Le Protocole LMR : comment nous notons
Nous ne classons pas des restaurants au ressenti et nous ne recopions pas les notes des plateformes. Une grille, des postes pondérés, un nombre de visites imposé, une addition toujours payée : voici exactement comment nos notes sont fabriquées, et ce qu'elles refusent de faire.
L'essentiel en trois pointsDeux instruments, jamais interchangeables
- Le Protocole LMR, noté sur 20, réparti en cinq postes pondérés : Cuisine 8, Produit et sourcing 4, Service et salle 3, Cadre et atmosphère 2, Rapport qualité prix 3. Réservé aux tables où nous avons mangé, anonymement, au moins deux fois, en payant.
- La grille Repères, notée sur 10, cinq critères pondérés en pourcentage. Réservée aux tables évaluées sur données publiques uniquement, sans visite, dans les classements trop larges pour être entièrement mangés dans l'année.
- Aucun euro ne circule dans l'autre sens. Pas d'invitation, pas de partenariat rémunéré, pas d'affiliation, pas d'encart vendu à un établissement noté, pas de place de classement à vendre.

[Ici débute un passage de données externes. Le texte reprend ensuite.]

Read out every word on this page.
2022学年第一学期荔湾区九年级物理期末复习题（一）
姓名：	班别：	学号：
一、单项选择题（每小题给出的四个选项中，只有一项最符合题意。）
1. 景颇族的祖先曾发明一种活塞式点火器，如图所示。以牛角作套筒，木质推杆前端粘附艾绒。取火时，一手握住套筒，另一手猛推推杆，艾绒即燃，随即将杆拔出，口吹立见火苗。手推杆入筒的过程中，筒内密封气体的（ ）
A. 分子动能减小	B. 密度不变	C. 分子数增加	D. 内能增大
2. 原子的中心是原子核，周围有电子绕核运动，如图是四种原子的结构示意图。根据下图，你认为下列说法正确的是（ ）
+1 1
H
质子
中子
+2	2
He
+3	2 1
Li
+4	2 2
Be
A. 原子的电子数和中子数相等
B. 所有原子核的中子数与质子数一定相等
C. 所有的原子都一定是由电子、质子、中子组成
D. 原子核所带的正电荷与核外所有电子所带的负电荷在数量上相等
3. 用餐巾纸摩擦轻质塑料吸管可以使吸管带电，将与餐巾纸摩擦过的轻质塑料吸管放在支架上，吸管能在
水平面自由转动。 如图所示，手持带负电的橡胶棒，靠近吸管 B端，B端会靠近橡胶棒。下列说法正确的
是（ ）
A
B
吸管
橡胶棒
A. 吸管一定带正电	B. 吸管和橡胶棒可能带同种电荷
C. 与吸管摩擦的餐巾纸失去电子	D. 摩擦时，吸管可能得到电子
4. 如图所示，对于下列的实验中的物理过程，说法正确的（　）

La règle absolue : une note sur 20 et une note sur 10 ne se convertissent pas l'une dans l'autre. Elles ne mesurent pas la même chose et ne reposent pas sur le même niveau de preuve. Un restaurant peut légitimement porter les deux, avec deux valeurs différentes, et l'article le signale alors explicitement.
Nos règles d'indépendance
Une méthode de notation ne vaut rien si l'argent entre par une porte de service. Les six règles ci-dessous sont antérieures à la grille elle-même : elles conditionnent le droit d'attribuer une note, pas la manière de la calculer. Elles ne souffrent aucune exception, aucun cas particulier, aucune tolérance de lancement.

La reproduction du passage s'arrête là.